Ask different questions – Predictive B2B Modeling (Part 3)
So, one of our big deals lost its budget money. It just flew away! Now our forecast is wrong, or at best misleading. What are the origins of misleading data in our forecast?
There is a Dilbert joke “Your sales guy said this product is self-healing. Is that true?” Dilbert’s answer is “yes, it’s true, he said that.” The double meaning is ironic and funny. Even more ironic is that sales people are often mislead by customers. This is not deliberate, yet it happens (ironic, and NOT funny). Here are a couple of areas where misleading information is common. These are cases where the information originates with a customer, then slips into the pipeline of data for our B2B Sales Forecast. To head off these problems, sales managers must ask different questions.
Yes, we have Budget (… gosh…no we don’t)
At some point in a sales conversation a customer hears a question about budget (…perhaps they have experienced many BANT-based qualifications!…). Being polite and helpful, they want to say “Yes, we have budget”, and that answer may be taken at face value. In fact it is misleading. In reality it may mean “Yes, we have a general budget for business improvements”. However spending any money depends on a competition among many options. In the late stages of a sales process it is common for the customer to say they did not get budget approval, or “Sorry, the budget was cancelled”.
Inside a Sales Team, ask what the customer’s business case is to spend the money. I would rather look through a lens of “There is NO approved budget” and see if I can figure out how to build a return-on-investment or other suitable financial justification. So the best internal question becomes “Show me the business case” or, more lightheartedly, “Show me the money.” Specifically there needs to be a value proposition written down to identify specific pain points, how they will be fixed, and what the rewards will be to justify customer spending approval. For best effect, this value proposition needs to have close customer involvement and “buy-in”.

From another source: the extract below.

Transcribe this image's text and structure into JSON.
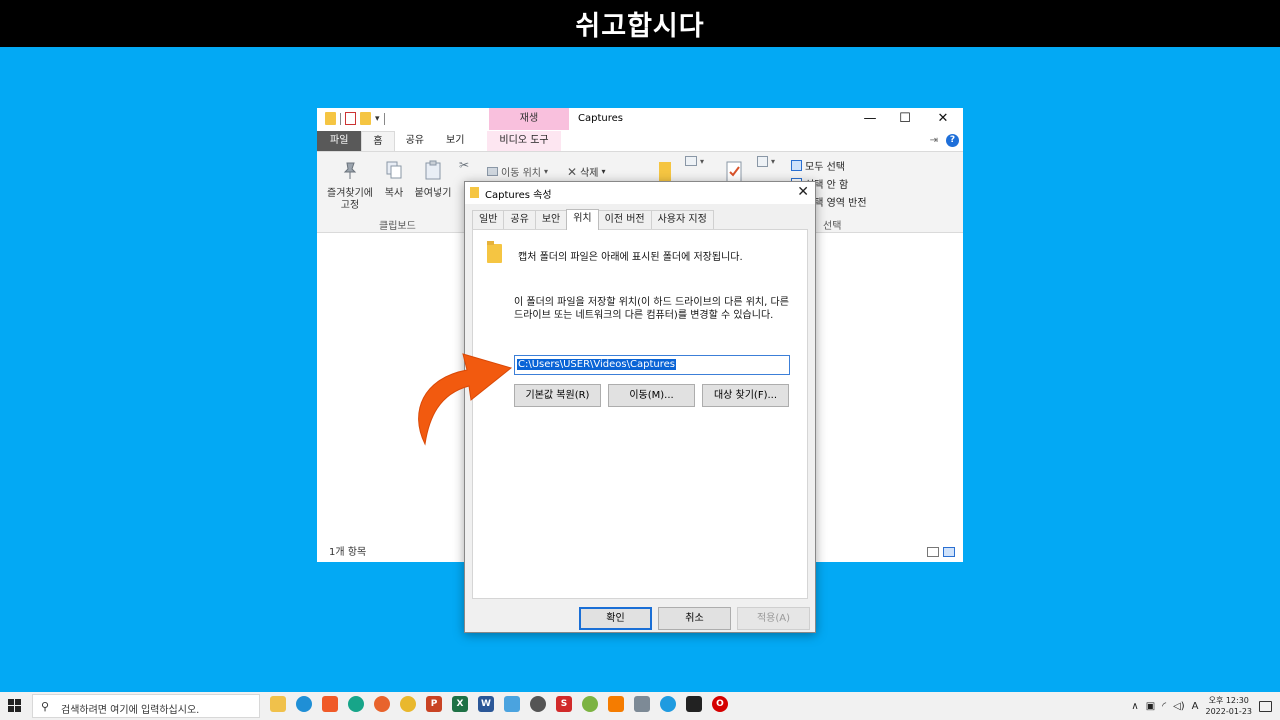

Yes, we have a Timeline (…. woops, no we don’t!)
Timing and timeline questions are also tainted by customers trying to help the sales person – questions about “when would you like to fix this problem” are often answered in the most optimistic fashion. Indeed, there are several blind alleys we can fall into. In some cases the customer wishes to get a proposal as a “quote” of prices. In other cases the customer may be thinking of a possible installation/activation date, and be guilty of wishful thinking. There may be no compelling reason for urgency. How would we detect that wishful thinking? In either case the timing info is misleading, with a tendency to be too optimistic. If this information ends up in our Pipeline data or Forecast, it will end up being an item re-forecasted, also known as a “stalled deal”.
So in talking with a Sales person I like to ask if there are other known events in the customer’s annual cycle which have a fixed timeline, resources assigned and spending underway. If yes, the next question is “How does our offer support that existing resource commitment?” With a strong connection there, we have a true “time driver” which is much better than a “timeline” estimate. To forecast more accurately only deals with BOTH a time driver and strong budget drivers should appear on a scheduled B2B sales forecast.
Sales managers need to ask different questions
In conclusion, for each opportunity we need to know, “will time and money be on our side?” Easy to say, hard to get reliable answers. Fixing the forecast requires changes in the questions a Sales Manager will routinely ask of their team members. Budget assumptions need an answer to “What is the business case?” and “Have we co-authored it with our customer?” The best questions assume we are customer insiders, with a deeper perspective on how an approval happens, as well as how it does not happen. Many B2B forecasting problems have their roots deep in the way mutual expectations are built in a sales dialog. The good news? There are specific techniques we can use to avoid most of these problems. More answers will be in the chapters to follow.